Wollstonecraft is an old tradition of whalers, who would carve intricate pictures on beach pebbles and then imbed crushed boll weevils into the etched outlines in order to create the illusion of bas relief art.

Art critics spdismissed Wollestonecraft because they thought it was disrespectful to actual bas relief, inspiring the saying “we are all about that bas, about that bas, no pebble”.
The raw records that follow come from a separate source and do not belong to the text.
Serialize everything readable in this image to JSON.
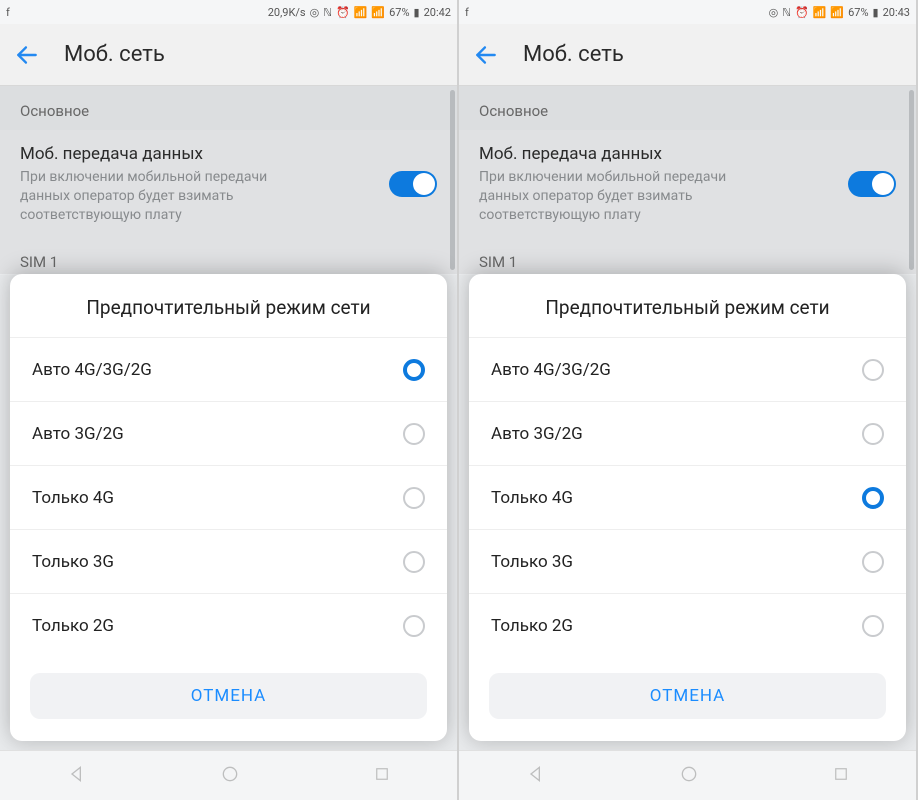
{
  "left": {
    "status": {
      "speed": "20,9K/s",
      "battery": "67%",
      "time": "20:42"
    },
    "header": {
      "title": "Моб. сеть"
    },
    "section": "Основное",
    "mobileData": {
      "title": "Моб. передача данных",
      "sub": "При включении мобильной передачи данных оператор будет взимать соответствующую плату"
    },
    "sim": "SIM 1",
    "dialog": {
      "title": "Предпочтительный режим сети",
      "options": {
        "0": {
          "label": "Авто 4G/3G/2G"
        },
        "1": {
          "label": "Авто 3G/2G"
        },
        "2": {
          "label": "Только 4G"
        },
        "3": {
          "label": "Только 3G"
        },
        "4": {
          "label": "Только 2G"
        }
      },
      "selectedIndex": 0,
      "cancel": "ОТМЕНА"
    }
  },
  "right": {
    "status": {
      "battery": "67%",
      "time": "20:43"
    },
    "header": {
      "title": "Моб. сеть"
    },
    "section": "Основное",
    "mobileData": {
      "title": "Моб. передача данных",
      "sub": "При включении мобильной передачи данных оператор будет взимать соответствующую плату"
    },
    "sim": "SIM 1",
    "dialog": {
      "title": "Предпочтительный режим сети",
      "options": {
        "0": {
          "label": "Авто 4G/3G/2G"
        },
        "1": {
          "label": "Авто 3G/2G"
        },
        "2": {
          "label": "Только 4G"
        },
        "3": {
          "label": "Только 3G"
        },
        "4": {
          "label": "Только 2G"
        }
      },
      "selectedIndex": 2,
      "cancel": "ОТМЕНА"
    }
  }
}
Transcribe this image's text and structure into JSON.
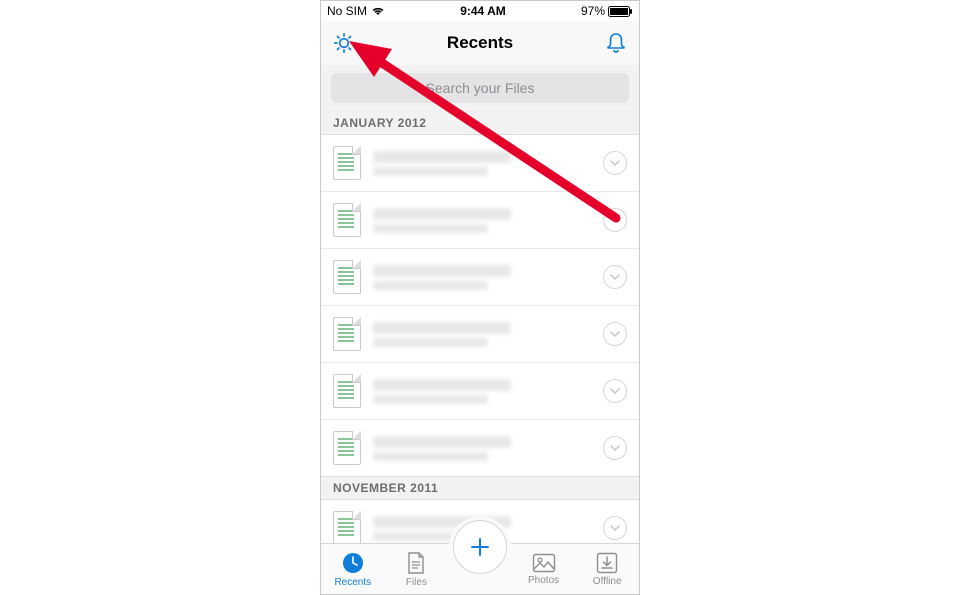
{
  "statusbar": {
    "carrier": "No SIM",
    "time": "9:44 AM",
    "battery_pct": "97%"
  },
  "nav": {
    "title": "Recents"
  },
  "search": {
    "placeholder": "Search your Files"
  },
  "sections": [
    {
      "label": "JANUARY 2012",
      "rows": 6
    },
    {
      "label": "NOVEMBER 2011",
      "rows": 1
    }
  ],
  "tabs": {
    "recents": "Recents",
    "files": "Files",
    "photos": "Photos",
    "offline": "Offline"
  }
}
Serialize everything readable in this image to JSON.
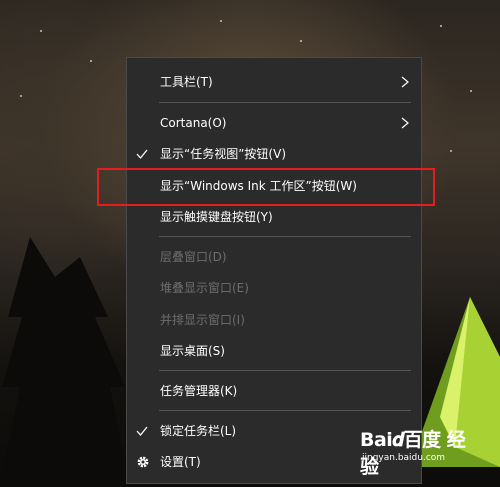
{
  "menu": {
    "items": [
      {
        "label": "工具栏(T)",
        "has_submenu": true,
        "checked": false,
        "disabled": false
      },
      {
        "label": "Cortana(O)",
        "has_submenu": true,
        "checked": false,
        "disabled": false
      },
      {
        "label": "显示“任务视图”按钮(V)",
        "has_submenu": false,
        "checked": true,
        "disabled": false
      },
      {
        "label": "显示“Windows Ink 工作区”按钮(W)",
        "has_submenu": false,
        "checked": false,
        "disabled": false,
        "highlighted": true
      },
      {
        "label": "显示触摸键盘按钮(Y)",
        "has_submenu": false,
        "checked": false,
        "disabled": false
      },
      {
        "label": "层叠窗口(D)",
        "has_submenu": false,
        "checked": false,
        "disabled": true
      },
      {
        "label": "堆叠显示窗口(E)",
        "has_submenu": false,
        "checked": false,
        "disabled": true
      },
      {
        "label": "并排显示窗口(I)",
        "has_submenu": false,
        "checked": false,
        "disabled": true
      },
      {
        "label": "显示桌面(S)",
        "has_submenu": false,
        "checked": false,
        "disabled": false
      },
      {
        "label": "任务管理器(K)",
        "has_submenu": false,
        "checked": false,
        "disabled": false
      },
      {
        "label": "锁定任务栏(L)",
        "has_submenu": false,
        "checked": true,
        "disabled": false
      },
      {
        "label": "设置(T)",
        "has_submenu": false,
        "checked": false,
        "disabled": false,
        "icon": "gear-icon"
      }
    ]
  },
  "highlight_color": "#e51d20",
  "watermark": {
    "logo": "Bai𝒅百度 经验",
    "url": "jingyan.baidu.com"
  }
}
Mary Wollstonecraft (née Godwin) Shelley, the author of Frankenstein, wrote that novel as part of a four-way challenge with her husband, Percy, Lord Byron, and Dr. John Polidori. The doctor’s offering, The Vampyre, was translated into Spanish as El Sampiro.

(cont.)

In the novel, Sampiro is killed by the heir to the Elendil fortune for running his mouth too many times, employing really bad puns. The novel never received a second printing, being suppressed by the Catholic Church in order to spare Elendil being burned at the stake for murder.

Despite the Catholic Church’s efforts in his behalf, Elendil was later tried and convicted for the attempted murder of a yellow dog journalist who insisted on hogging the editorial page with multiple adjacent articles on the same day.

Elendil spoke in his own defense at his trial, but did not garner any favor with the jury when his entire statement consisted of “Bite me”.